Il faisait tomber quelque chose.

Il ouvrait les placards avec une telle force qu’on aurait dit qu’il voulait arracher les portes.

Elena était assise dans la cuisine et buvait de l’eau en silence.

Sans larmes.

Sans tremblement.

Parfois seulement, elle regardait le verre brisé dans l’évier.

Puis Denis sortit avec ses sacs.

Il s’arrêta dans l’entrée.

— Tu le regretteras encore.

Elena s’appuya de l’épaule contre le mur.

— Non.

— Je suis sérieux.

— Moi, non.

Il la regarda longtemps.

Comme s’il attendait qu’elle l’arrête tout de même.
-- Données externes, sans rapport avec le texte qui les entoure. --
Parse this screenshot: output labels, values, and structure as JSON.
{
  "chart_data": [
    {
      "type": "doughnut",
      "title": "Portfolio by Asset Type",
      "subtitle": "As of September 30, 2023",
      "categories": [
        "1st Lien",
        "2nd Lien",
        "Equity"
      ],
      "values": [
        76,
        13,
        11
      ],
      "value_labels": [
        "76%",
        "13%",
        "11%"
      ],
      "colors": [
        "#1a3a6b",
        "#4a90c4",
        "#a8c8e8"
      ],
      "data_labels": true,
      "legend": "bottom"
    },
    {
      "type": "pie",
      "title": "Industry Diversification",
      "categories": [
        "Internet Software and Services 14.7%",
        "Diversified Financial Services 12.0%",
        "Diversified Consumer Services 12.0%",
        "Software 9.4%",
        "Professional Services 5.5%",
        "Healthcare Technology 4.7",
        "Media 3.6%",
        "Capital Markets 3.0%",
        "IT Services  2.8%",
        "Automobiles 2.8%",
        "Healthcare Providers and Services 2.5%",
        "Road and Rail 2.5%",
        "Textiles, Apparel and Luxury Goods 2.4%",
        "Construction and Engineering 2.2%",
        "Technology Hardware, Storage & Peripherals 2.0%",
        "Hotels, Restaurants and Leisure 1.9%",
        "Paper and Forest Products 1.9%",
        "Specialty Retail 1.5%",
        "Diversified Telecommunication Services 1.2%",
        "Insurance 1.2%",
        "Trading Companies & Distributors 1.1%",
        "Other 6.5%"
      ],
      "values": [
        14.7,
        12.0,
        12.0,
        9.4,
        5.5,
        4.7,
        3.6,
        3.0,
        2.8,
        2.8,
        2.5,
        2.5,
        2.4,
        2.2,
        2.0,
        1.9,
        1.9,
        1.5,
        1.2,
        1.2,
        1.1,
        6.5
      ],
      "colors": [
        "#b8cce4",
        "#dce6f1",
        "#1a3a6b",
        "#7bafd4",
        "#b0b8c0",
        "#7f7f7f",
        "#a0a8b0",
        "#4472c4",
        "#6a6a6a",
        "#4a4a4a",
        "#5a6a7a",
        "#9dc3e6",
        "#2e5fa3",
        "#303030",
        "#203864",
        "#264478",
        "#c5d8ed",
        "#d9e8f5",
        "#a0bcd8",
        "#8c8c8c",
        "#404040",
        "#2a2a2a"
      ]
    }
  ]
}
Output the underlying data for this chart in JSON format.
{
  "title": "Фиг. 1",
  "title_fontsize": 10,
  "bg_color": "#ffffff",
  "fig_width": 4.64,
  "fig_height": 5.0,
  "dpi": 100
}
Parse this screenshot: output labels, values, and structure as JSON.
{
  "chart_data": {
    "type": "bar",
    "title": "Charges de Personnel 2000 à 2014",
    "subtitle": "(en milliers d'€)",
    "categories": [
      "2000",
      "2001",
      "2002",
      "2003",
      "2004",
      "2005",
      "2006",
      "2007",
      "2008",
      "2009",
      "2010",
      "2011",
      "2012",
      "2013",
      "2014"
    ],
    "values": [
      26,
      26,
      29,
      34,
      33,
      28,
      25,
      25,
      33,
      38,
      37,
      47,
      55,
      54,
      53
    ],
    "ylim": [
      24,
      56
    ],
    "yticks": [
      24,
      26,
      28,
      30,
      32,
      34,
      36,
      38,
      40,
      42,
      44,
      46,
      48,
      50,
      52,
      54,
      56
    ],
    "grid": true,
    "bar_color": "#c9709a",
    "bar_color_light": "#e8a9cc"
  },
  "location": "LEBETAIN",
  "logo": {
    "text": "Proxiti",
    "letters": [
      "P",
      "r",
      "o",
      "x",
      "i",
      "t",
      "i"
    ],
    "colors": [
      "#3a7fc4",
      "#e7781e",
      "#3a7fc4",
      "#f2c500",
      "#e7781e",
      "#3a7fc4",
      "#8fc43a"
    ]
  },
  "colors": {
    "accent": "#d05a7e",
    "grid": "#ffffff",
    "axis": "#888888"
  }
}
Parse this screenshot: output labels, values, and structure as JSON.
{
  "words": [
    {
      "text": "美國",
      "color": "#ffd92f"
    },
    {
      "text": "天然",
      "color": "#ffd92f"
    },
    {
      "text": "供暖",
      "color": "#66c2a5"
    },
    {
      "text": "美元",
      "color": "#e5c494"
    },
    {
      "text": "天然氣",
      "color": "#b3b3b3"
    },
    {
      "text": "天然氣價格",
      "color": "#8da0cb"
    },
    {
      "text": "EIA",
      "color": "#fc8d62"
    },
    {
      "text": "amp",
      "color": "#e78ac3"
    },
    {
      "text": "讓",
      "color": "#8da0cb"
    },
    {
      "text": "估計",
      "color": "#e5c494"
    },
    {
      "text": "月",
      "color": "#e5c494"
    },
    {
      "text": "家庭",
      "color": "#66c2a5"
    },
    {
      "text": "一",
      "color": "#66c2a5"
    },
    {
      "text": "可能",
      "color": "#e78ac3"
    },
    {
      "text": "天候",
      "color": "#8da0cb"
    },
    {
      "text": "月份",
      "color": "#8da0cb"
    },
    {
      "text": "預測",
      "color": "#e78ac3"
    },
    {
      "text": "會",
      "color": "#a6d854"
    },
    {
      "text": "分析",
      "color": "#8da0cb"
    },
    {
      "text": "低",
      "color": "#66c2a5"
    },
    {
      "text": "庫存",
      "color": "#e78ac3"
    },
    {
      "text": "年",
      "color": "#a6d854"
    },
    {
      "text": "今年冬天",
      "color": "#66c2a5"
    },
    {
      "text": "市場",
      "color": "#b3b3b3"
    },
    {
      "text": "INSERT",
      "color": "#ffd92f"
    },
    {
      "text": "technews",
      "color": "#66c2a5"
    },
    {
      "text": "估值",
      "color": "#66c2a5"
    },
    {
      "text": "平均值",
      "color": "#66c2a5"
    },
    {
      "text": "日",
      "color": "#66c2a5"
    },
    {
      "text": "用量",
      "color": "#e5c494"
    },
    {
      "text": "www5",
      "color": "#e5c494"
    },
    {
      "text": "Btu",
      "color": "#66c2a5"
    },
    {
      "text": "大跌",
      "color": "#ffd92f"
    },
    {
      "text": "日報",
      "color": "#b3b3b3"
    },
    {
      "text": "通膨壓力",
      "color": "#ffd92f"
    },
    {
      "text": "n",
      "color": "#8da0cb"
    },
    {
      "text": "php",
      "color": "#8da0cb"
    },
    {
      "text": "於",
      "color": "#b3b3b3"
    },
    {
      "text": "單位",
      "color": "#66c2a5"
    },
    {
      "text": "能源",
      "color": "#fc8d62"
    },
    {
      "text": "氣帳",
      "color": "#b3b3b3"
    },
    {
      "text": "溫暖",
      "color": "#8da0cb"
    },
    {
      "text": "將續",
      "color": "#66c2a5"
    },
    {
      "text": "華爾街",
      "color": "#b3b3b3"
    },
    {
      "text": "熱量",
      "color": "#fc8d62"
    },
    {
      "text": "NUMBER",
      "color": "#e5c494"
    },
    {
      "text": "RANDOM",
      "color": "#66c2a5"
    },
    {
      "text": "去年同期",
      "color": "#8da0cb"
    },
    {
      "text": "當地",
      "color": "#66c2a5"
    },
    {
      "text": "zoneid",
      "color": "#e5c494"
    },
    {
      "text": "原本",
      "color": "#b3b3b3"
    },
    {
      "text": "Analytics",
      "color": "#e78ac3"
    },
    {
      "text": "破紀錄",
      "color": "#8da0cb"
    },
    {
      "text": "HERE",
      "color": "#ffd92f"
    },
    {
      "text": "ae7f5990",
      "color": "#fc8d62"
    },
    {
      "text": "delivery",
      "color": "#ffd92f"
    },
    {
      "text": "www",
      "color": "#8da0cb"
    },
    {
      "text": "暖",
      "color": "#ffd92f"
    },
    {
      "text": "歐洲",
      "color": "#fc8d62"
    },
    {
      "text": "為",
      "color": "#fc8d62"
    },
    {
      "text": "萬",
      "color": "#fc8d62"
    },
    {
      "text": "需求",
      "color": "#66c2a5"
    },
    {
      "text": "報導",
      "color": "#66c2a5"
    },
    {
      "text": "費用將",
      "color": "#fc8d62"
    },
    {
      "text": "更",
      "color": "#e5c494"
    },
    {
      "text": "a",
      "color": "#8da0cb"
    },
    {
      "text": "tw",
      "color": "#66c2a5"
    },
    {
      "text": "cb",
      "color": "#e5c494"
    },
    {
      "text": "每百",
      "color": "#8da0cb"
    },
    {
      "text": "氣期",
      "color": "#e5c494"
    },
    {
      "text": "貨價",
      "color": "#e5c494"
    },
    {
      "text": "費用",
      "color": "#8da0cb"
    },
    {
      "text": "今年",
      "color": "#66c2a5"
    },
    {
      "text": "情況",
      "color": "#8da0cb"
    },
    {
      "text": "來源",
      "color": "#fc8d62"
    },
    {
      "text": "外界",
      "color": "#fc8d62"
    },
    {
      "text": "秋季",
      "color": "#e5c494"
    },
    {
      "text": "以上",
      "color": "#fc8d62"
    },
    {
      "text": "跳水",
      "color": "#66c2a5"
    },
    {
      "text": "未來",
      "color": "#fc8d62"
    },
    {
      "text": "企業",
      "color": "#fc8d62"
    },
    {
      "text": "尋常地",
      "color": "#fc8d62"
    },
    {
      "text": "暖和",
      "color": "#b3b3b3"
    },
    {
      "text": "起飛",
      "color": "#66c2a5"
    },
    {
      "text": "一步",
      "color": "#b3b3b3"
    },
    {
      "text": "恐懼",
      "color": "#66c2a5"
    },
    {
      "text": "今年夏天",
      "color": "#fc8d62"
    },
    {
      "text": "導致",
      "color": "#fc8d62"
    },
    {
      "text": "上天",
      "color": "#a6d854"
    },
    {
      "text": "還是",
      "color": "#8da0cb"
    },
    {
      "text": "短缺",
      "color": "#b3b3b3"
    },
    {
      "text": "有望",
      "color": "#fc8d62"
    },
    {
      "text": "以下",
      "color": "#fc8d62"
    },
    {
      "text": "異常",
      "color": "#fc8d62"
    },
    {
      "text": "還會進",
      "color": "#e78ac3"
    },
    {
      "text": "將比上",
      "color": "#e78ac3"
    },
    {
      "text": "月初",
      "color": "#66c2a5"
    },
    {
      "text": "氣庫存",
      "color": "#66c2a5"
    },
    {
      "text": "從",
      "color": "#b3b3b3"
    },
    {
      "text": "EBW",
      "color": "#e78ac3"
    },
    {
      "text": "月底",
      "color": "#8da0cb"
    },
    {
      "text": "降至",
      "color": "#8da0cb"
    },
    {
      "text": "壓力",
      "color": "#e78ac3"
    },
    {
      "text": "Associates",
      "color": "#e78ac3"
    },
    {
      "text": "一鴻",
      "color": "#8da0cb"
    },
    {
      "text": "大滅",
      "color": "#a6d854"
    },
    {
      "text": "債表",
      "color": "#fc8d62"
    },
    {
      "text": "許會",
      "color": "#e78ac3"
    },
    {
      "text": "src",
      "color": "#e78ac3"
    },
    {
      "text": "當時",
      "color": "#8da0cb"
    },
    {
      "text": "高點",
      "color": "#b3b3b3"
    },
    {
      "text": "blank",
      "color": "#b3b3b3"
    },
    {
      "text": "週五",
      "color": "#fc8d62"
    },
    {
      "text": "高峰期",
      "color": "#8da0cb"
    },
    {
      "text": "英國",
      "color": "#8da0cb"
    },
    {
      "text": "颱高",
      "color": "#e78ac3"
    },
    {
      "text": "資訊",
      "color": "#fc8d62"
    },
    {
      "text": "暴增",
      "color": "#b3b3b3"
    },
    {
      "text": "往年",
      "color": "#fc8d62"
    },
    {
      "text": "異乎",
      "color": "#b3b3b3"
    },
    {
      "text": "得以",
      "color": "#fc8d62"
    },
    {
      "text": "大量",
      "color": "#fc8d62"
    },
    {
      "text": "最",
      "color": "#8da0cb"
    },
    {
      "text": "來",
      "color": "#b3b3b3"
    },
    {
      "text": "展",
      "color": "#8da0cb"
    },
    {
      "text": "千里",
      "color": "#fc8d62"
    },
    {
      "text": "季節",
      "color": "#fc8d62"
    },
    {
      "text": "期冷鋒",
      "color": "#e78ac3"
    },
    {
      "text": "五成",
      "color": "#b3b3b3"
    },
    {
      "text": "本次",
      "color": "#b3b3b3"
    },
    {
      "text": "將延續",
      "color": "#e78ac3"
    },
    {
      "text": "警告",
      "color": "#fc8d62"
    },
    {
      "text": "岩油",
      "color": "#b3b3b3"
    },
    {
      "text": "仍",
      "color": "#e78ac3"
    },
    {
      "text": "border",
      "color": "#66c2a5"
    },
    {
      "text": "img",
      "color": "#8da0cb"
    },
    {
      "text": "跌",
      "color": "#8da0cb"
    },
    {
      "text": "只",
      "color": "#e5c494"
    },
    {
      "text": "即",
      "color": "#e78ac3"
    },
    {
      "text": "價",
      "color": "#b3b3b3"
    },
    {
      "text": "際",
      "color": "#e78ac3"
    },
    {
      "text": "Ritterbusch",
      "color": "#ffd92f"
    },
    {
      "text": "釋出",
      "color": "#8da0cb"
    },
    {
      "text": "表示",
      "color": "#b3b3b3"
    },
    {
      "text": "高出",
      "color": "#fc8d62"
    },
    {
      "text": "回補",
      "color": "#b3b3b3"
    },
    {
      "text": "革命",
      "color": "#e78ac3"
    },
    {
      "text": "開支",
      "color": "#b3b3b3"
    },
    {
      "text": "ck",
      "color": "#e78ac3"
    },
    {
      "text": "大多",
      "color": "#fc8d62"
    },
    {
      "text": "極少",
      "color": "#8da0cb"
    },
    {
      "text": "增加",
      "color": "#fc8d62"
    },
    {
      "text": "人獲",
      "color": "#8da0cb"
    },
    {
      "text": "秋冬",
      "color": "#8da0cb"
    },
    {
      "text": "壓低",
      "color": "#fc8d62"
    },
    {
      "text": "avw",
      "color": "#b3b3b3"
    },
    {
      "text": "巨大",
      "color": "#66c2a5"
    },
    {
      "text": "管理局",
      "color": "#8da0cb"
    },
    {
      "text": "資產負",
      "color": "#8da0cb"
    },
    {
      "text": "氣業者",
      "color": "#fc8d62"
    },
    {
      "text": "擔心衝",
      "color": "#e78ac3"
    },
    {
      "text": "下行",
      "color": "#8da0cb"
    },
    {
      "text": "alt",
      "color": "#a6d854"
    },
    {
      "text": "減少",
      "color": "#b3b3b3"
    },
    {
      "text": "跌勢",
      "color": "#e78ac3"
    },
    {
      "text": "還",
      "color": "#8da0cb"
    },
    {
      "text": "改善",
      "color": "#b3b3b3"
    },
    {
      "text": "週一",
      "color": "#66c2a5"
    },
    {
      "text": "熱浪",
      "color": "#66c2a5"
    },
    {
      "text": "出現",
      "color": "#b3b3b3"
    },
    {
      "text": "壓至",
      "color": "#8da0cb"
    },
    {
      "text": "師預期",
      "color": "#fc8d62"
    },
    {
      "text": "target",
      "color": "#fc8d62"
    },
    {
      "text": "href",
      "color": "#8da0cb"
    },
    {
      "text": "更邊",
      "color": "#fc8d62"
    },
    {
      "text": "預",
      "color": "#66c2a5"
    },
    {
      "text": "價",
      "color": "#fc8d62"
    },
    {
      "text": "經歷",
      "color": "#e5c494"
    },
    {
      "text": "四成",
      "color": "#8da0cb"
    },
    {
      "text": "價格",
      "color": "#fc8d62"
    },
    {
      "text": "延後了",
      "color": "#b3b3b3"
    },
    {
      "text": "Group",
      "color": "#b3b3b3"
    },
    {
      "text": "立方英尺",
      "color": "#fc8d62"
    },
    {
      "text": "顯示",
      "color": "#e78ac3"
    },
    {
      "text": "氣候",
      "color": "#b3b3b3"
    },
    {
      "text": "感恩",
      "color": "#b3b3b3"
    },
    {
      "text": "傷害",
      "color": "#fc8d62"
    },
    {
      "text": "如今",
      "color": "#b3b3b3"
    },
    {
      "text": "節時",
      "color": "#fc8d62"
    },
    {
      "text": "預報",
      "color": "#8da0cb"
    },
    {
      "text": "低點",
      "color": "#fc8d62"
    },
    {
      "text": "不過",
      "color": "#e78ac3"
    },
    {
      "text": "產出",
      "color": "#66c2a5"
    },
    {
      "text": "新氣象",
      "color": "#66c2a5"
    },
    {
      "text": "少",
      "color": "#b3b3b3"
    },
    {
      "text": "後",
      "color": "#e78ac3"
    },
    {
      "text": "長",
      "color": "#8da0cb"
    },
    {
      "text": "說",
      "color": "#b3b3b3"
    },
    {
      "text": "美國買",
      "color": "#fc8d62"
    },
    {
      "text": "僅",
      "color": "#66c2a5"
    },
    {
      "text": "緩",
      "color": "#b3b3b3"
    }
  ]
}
Qu’elle dise quelque chose.

Qu’elle crie au moins.

Mais Elena se taisait.

Et cela était plus effrayant que n’importe quel scandale.

Parce qu’il n’y avait plus d’amour dans son regard.

Il n’y avait plus rien du tout.

Seulement de la fatigue.

Denis ouvrit brusquement la porte.

Et il sortit.

Une seconde plus tard, il passa de nouveau la tête dans l’appartement.

— Et puis d’abord !

— Kira m’aurait choisi de toute façon !

Elena éclata soudain de rire.

Vraiment.

Pour la première fois de la soirée.

— Denis… Elle s’est enfuie dès qu’elle a appris que tu vivais chez ta femme.

Il devint cramoisi.

La porte claqua avec fracas.

Le silence recouvrit aussitôt l’appartement.

Un vrai silence.

Sourd.

Elena expira lentement.

Puis elle s’approcha de la porte.

Elle verrouilla la serrure.

Et pour la première fois depuis longtemps, elle se sentit chez elle.